Following on from their triumphant sold-out shows at London’s Porchester Hall and Los Angeles’ Greek Theatre last year, trance veterans Above & Beyond now continue their unlikely love-in with all things unplugged for their fourth studio album, Acoustic.
Renowned for its thumping four-to-the-floor beats and soaring hands-in-the-air synths, the British trio’s genre of choice seems an unusual fit to receive such a stripped-back treatment. But the group have always placed just as much emphasis on melody as production, ensuring that their transition from the superclubs to the concert halls runs surprisingly smooth.
Accompanied by a 13-piece orchestra and regular vocalists Zoe Johnston, Annie Drury and Richard Bedford, Above & Beyond appear almost unrecognisable here, whether they’re transforming the euphoric floorfiller of “Sun & Moon” into the kind of epic indie balladry that could be mistaken for Snow Patrol, turning the thudding progressive trance of “Can’t Sleep” into a smoky jazz-tinged slice of chillout, or reworking “Good For Me” into a lush string-soaked epic worthy of gracing a big-screen Tolkien adaptation.
But Acoustic arguably works best when Above & Beyond look back to the 90s. Heightening the emotional resonance of the original, “Love Is Not Enough” is a gorgeously haunting affair which recalls the otherworldly folktronica of early Bjork. The impressively cinematic “Alone Tonight” sounds like a John Barry Bond theme as remixed by the Bristol trip-hop scene’s key players, while “Satellite” and “Stealing Time” are mashed up to produce the type of Sunday morning anthem that defined Air’s Moon Safari.
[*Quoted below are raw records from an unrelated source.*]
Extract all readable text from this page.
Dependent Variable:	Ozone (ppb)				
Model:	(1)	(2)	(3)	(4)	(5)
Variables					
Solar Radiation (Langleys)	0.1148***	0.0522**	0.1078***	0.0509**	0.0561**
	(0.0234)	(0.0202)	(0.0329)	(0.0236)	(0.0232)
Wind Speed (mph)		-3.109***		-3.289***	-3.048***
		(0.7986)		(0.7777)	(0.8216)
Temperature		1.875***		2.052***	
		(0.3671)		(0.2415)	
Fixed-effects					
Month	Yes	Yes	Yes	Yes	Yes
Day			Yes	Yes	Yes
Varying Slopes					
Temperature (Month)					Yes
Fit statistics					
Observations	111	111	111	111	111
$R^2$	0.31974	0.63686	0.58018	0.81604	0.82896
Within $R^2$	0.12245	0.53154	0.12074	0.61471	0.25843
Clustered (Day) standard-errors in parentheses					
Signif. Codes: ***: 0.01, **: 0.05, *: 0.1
The straightforward ballads don’t quite hit the same high marks. “Making Plans” – the only track here which didn’t originally appear on either one of the band’s first three studio albums – veers dangerously close to talent show winner’s single territory, while “A Thing Called Love” could easily be entered in the Eurovision Song Contest without anyone batting an eyelid.
But overall, Acoustic is an inspired attempt to take trance music upmarket, a move which only further cements Above & Beyond’s pioneering status.